Re: Are people really victim when it comes to beign raped?
Heeven wrote:In the case of sexual intimacy, BOTH parties should want it.
Hasnt any of you ever 'gone along' with sex with your partner even tho you didnt really feel like it - but just cos it was clear (s)he really wanted it, meant a lot to him/her, and you didnt want to make him/her feel bad - so you went along for his/her sake?
I have.
I've also been in the position - see, when someone says "no", I stop, period. Is how I've been raised, pretty strictly so (my mom was a passionate feminist). No means no and all that. And I'm still sticking to that, because I think its how things should be.
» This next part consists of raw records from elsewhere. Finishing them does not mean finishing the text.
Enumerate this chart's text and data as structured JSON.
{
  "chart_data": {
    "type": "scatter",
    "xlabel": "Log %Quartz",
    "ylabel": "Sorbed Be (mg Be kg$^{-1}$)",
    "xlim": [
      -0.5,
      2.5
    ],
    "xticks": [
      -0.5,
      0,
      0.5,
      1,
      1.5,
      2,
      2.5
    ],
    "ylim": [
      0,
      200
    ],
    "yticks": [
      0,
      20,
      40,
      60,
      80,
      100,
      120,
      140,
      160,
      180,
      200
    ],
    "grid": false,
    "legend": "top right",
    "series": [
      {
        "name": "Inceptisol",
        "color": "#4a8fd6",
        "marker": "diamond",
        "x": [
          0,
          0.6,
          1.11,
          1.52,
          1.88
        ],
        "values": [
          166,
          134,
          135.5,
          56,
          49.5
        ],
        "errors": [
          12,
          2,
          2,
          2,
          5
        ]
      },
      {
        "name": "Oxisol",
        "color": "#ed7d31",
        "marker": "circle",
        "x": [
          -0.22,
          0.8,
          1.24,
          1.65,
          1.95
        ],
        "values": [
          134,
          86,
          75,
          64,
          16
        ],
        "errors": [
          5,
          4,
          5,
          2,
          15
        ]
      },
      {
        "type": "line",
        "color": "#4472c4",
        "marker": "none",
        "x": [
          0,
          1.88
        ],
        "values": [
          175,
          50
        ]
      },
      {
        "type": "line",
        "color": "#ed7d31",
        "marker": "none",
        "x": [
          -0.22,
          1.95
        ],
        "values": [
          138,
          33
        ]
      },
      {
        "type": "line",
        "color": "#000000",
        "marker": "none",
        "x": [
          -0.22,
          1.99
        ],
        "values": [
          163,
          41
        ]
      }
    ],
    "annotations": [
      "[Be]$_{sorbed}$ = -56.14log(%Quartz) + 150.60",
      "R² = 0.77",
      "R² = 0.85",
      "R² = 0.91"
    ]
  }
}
But yes, Ive had someone being disappointed over me stopping, taking it "literally", you know, when she'd wanted to be, like - persuaded..
Ive also had to hear an ex talk about how a later lover, he was so good - she tended to be afraid, so, their first time, she told him no halfway through - and he did stop, but a little later initiated again, and it was great! Same convo still - you know, sometimes, for her, intercourse hurt - and whenever it did, with us, and she told me, ow no, I stopped, tried something else, etc. But now she was telling me how this guy - with him it also hurt for a moment, but he just pushed on regardless, and it was like - once that ice was broken, it was great after that!
Yeah.
Overwhelming majority of rape cases, I think the numbers are, takes place by someone close, often one's own partner. In many of those cases, I suppose, we're not talking about the psychopathic rapist who is just out for control, and had made his plan to rape long in advance. Well, there are plenty of those within a relationship too I suppose, abusive husbands... but there must be a lot of cases that dont fit that picture too.
I personally think anyone who continues with intercourse (or oral sex or whatever equivalent) after a "no", is guilty of rape. Period. So I'm sticking with "no=no" myself, also, always. But I do that because I personally believe that's the right thing - not because I believe that every woman actually
does always mean "no" when she says "no". I wish it were true, cause it would make life easier, fairer and more sensible (not to mention healthier). But I think its not fair to pretend like there arent people out there giving explicitly mixed messages about it, and blaming you if you dont pick up on them correctly.
I personally rather take the blame for not having "understood" that the idea was for me to "persuade" her still when she said no, and being taken for a sissy or something, than assuming that that
is what she wants and then being blamed for assaulting her cause she did actually mean "no". But I can see how some young guy ends up the wrong way in that minefield once. (Twice, you're an idiot.)
Dunno. I dont have, like, a totally worked out opinion on all this or anything - just some doubts, like these here.